Learning-based Observer for Coupled Disturbance

Achieving high-precision control for robotic systems is hindered by the low-fidelity dynamical model and external disturbances. Especially, the intricate coupling between internal uncertainties and external disturbances further exacerbates this challenge. This study introduces an effective and convergent algorithm enabling accurate estimation of the coupled disturbance via combining control and learning philosophies. Concretely, by resorting to Chebyshev series expansion, the coupled disturbance is firstly decomposed into an unknown parameter matrix and two known structures dependent on system state and external disturbance respectively. A regularized least squares algorithm is subsequently formalized to learn the parameter matrix using historical time-series data. Finally, a polynomial disturbance observer is specifically devised to achieve a high-precision estimation of the coupled disturbance by utilizing the learned portion. The proposed algorithm is evaluated through extensive simulations and real flight tests. We believe this work can offer a new pathway to integrate learning approaches into control frameworks for addressing longstanding challenges in robotic applications.

💡 Research Summary

This paper tackles the longstanding problem of estimating and compensating coupled disturbances in robotic systems—disturbances that arise from the interaction of internal model uncertainties and external environmental factors. Traditional approaches treat the total disturbance as a lumped term and rely on bounded‑or‑bounded‑derivative assumptions to guarantee stability. Such assumptions lead to three fundamental drawbacks: (L‑1) a logical paradox where the system state must be pre‑bounded before stability can be proved; (L‑2) the bound may be violated after disturbance compensation, especially when the disturbance depends on the state; and (L‑3) the estimation error is directly tied to the size of the bound, often resulting in overly conservative performance.

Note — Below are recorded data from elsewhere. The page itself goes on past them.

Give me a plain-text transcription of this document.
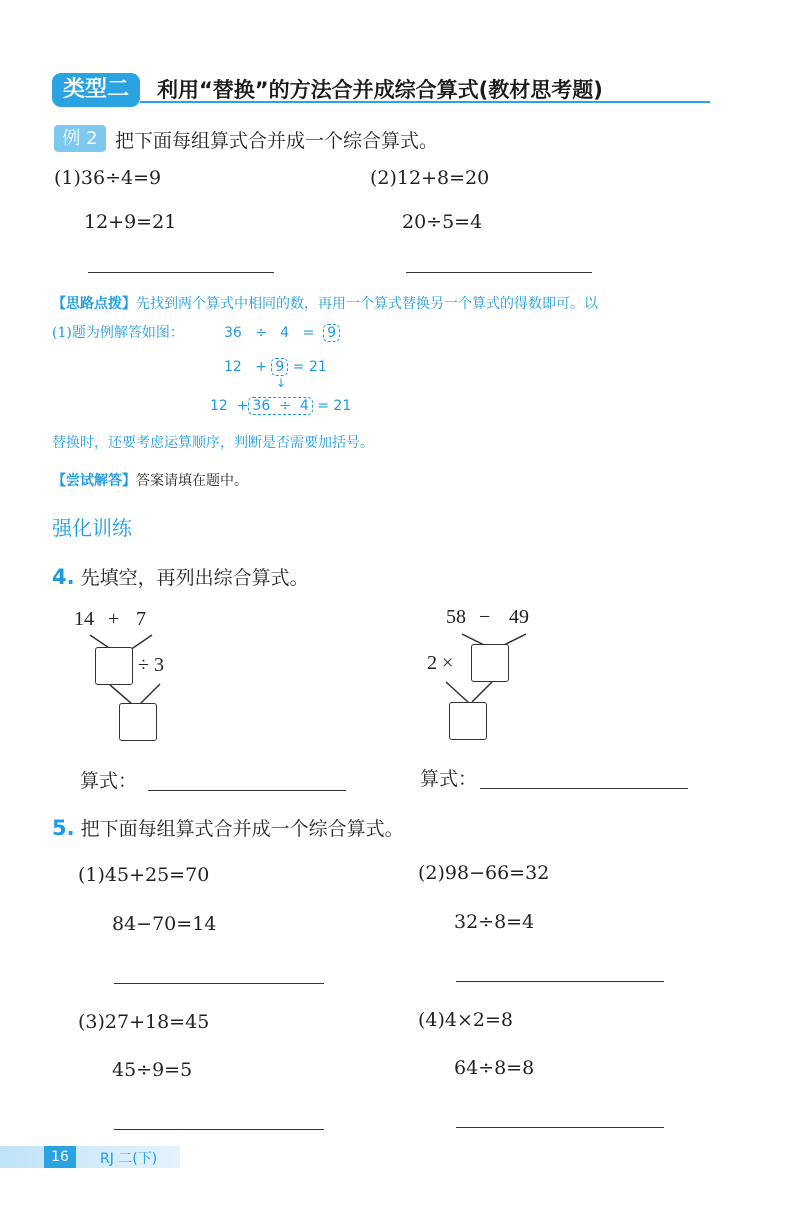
类型二	利用“替换”的方法合并成综合算式(教材思考题)
例 2 把下面每组算式合并成一个综合算式。
(1)36÷4=9
12+9=21
(2)12+8=20
20÷5=4
【思路点拨】先找到两个算式中相同的数，再用一个算式替换另一个算式的得数即可。以
(1)题为例解答如图：	36 ÷ 4 = 9
12 + 9 = 21
↓
12 + 36 ÷ 4 = 21
替换时，还要考虑运算顺序，判断是否需要加括号。
【尝试解答】答案请填在题中。
强化训练
4. 先填空，再列出综合算式。
14 + 7
÷ 3
算式：
58 − 49
2 ×
算式：
5. 把下面每组算式合并成一个综合算式。
(1)45+25=70
84−70=14
(2)98−66=32
32÷8=4
(3)27+18=45
45÷9=5
(4)4×2=8
64÷8=8
16	RJ 二(下)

The authors propose a three‑stage framework that eliminates the need for these restrictive assumptions. First, they introduce a variable‑decomposition theorem (Theorem 1) based on Chebyshev polynomial expansion. Any analytic coupled disturbance Δ(x,d) can be expressed as Θ B(x) ξ(d) plus an arbitrarily small residual, where B(x) is a known matrix function of the state, ξ(d) is a known vector function of the external disturbance, and Θ is a constant unknown parameter matrix. This decomposition isolates all unknown constants into Θ, making the learning problem linear and interpretable.

Second, the unknown matrix Θ is learned offline using a regularized least‑squares (RLS) formulation. From a dataset of recorded states, inputs, and computed disturbances (Δ = ˙x – f_x(x) – f_u(x)u), the authors solve a convex quadratic problem with a closed‑form solution Θ* = (∑ B_n ξ_n ξ_nᵀ B_nᵀ)⁻¹ ∑ Δ_n ξ_nᵀ B_nᵀ, where the regularization term δ prevents over‑fitting. The learning step requires only modest data (a few percent of the total operation time) and is computationally lightweight.

Third, during online operation a polynomial disturbance observer is constructed. The time‑varying part of the disturbance, which cannot be directly measured, is represented by Chebyshev polynomials of the time variable ξ(t). Using the learned Θ and the current state to compute B(x), the observer estimates the total disturbance as ˆΔ = Θ B(x) ξ(t). An observer gain Γ_h is updated in real time for the underlying time‑varying system, guaranteeing convergence without any bounded‑derivative assumption (Theorem 2). The observer is essentially a set of matrix‑vector multiplications and polynomial evaluations, making it suitable for embedded processors.

The paper validates the approach through extensive simulations (2‑DOF manipulators, 6‑DOF quadrotors) and real‑world flight tests (indoor motion‑capture and outdoor GPS environments). Compared with L₁ adaptive observers, extended state observers (ESO), and nonlinear disturbance observers (NDO), the proposed method achieves significantly lower mean absolute error (MAE) and faster convergence of the estimation error, even under rapidly changing wind disturbances. Moreover, unlike deep‑neural‑network (DNN) based black‑box methods, the learned parameters are transparent, and the computational load is far lower.

Key contributions are: (1) a rigorous analytical decomposition of coupled disturbances into interpretable components; (2) a learning‑observer hybrid that removes bounded‑disturbance assumptions while providing provable convergence; and (3) a lightweight, explainable implementation that outperforms both classic model‑based observers and modern DNN‑based estimators. The authors suggest future work on multi‑robot extensions, alternative orthogonal polynomial bases, and adaptive tuning of the regularization and polynomial order to further enhance robustness across diverse operating conditions.